Institute of Medical Informatics and Statistics, Kiel University, University Hospital Schleswig-Holstein, Kiel, ermany.
Bioinformatics. 2019 Oct 1;35(19):3663-3671. doi: 10.1093/bioinformatics/btz149.
It has been shown that the machine learning approach random forest can be successfully applied to omics data, such as gene expression data, for classification or regression and to select variables that are important for prediction. However, the complex relationships between predictor variables, in particular between causal predictor variables, make the interpretation of currently applied variable selection techniques difficult.

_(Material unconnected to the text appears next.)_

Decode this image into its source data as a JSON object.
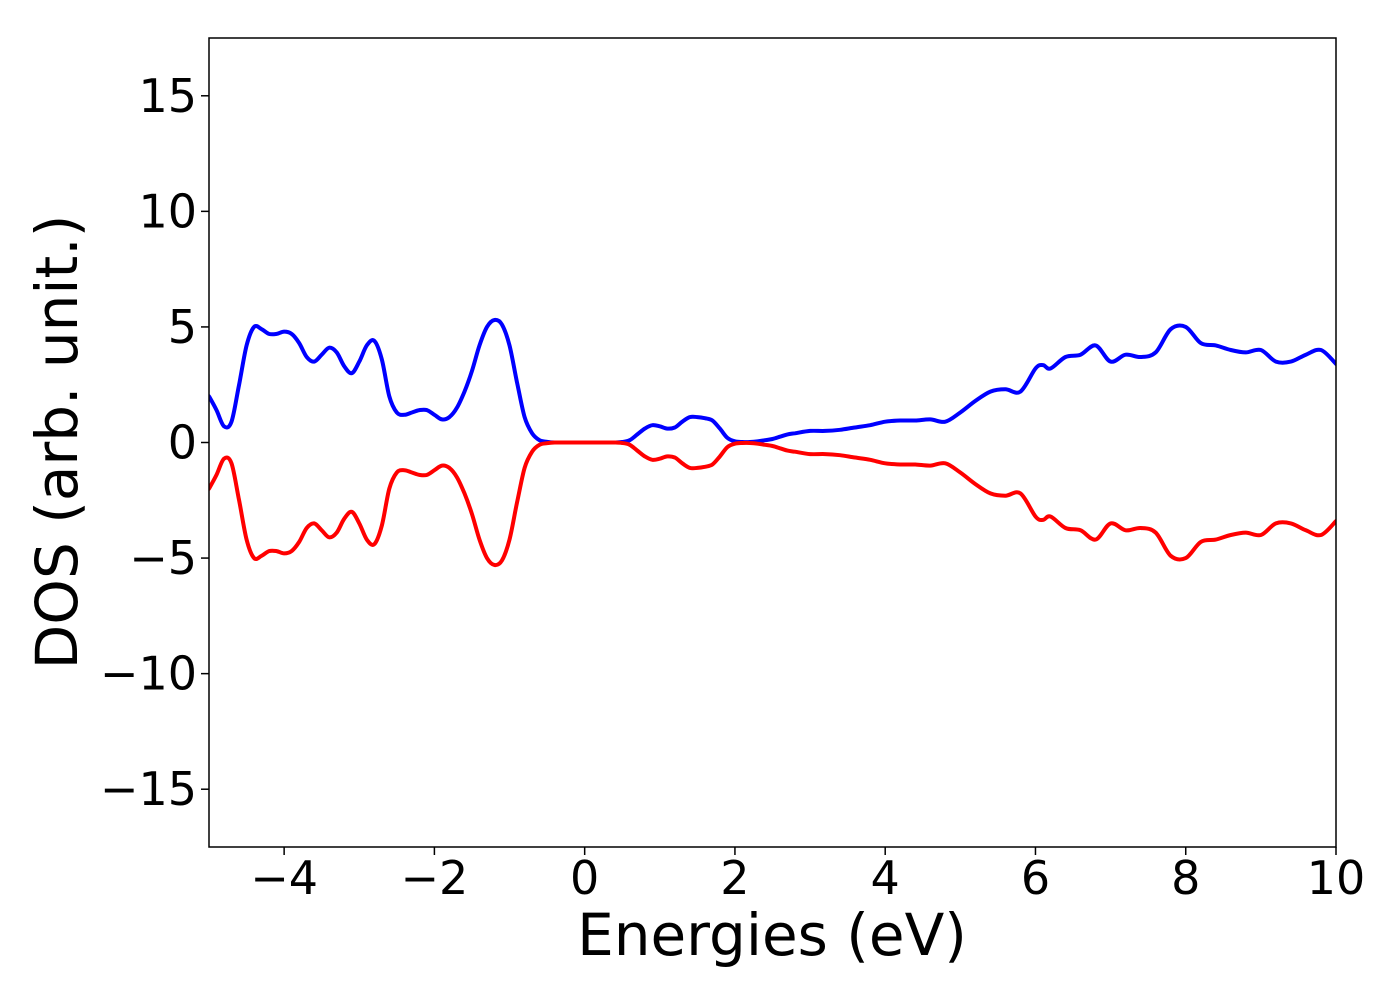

Here we propose a new variable selection approach called surrogate minimal depth (SMD) that incorporates surrogate variables into the concept of minimal depth (MD) variable importance. Applying SMD, we show that simulated correlation patterns can be reconstructed and that the increased consideration of variable relationships improves variable selection. When compared with existing state-of-the-art methods and MD, SMD has higher empirical power to identify causal variables while the resulting variable lists are equally stable. In conclusion, SMD is a promising approach to get more insight into the complex interplay of predictor variables and outcome in a high-dimensional data setting.

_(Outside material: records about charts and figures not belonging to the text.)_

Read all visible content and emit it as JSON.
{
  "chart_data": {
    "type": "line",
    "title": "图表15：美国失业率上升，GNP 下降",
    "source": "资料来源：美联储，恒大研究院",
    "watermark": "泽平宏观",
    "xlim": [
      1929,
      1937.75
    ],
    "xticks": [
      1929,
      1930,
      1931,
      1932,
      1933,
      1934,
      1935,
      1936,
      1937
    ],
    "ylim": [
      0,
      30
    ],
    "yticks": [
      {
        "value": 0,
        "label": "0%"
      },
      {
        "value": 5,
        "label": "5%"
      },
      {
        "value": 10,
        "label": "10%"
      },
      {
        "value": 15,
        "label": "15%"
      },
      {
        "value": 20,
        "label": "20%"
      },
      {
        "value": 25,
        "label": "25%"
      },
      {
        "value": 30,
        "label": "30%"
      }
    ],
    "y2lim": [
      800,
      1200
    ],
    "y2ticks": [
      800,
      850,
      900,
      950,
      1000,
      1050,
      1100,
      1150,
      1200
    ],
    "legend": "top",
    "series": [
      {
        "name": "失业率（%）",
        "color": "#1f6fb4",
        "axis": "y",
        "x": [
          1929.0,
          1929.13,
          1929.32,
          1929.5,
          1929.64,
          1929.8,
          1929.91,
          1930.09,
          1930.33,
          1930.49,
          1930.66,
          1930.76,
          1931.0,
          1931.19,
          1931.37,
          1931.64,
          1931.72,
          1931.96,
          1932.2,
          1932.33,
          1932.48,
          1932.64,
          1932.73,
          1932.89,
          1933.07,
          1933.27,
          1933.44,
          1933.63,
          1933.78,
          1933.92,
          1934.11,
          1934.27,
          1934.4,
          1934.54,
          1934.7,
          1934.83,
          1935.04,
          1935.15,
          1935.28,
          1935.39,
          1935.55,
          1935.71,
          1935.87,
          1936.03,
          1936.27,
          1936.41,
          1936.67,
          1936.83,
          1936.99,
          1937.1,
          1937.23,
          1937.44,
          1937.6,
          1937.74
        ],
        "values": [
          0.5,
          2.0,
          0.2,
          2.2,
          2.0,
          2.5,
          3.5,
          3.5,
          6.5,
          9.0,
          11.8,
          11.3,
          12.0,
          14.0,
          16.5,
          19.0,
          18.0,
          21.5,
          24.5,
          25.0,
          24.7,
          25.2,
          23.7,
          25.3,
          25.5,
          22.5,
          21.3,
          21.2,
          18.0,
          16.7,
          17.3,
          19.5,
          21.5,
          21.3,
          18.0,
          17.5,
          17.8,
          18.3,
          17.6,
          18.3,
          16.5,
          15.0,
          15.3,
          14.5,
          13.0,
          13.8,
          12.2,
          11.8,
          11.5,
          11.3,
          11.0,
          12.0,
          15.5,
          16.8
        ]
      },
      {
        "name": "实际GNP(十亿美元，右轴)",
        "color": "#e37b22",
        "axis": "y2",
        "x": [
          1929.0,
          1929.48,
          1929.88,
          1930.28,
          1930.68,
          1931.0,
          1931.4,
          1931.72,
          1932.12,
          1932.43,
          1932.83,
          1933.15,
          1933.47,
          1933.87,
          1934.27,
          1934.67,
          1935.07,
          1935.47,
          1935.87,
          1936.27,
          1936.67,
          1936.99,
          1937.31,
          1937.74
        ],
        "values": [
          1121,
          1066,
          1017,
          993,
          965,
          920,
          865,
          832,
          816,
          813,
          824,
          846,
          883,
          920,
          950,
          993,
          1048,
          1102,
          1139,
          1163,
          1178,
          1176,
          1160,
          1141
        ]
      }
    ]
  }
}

https://github.com/StephanSeifert/SurrogateMinimalDepth.
Supplementary data are available at Bioinformatics online.
已经表明,机器学习方法随机森林可以成功地应用于组学数据,如基因表达数据,用于分类或回归,并选择对预测重要的变量。然而,预测变量之间的复杂关系,特别是因果预测变量之间的关系,使得目前应用的变量选择技术的解释变得困难。
在这里,我们提出了一种新的变量选择方法,称为替代最小深度(SMD),它将替代变量纳入最小深度(MD)变量重要性的概念中。应用 SMD,我们表明可以重建模拟的相关模式,并且增加对变量关系的考虑可以改善变量选择。与现有的最先进的方法和 MD 相比,SMD 具有更高的识别因果变量的经验能力,而产生的变量列表同样稳定。总之,SMD 是一种很有前途的方法,可以更深入地了解高维数据环境中预测变量和结果之间的复杂相互作用。
https://github.com/StephanSeifert/SurrogateMinimalDepth。
补充数据可在生物信息学在线获得。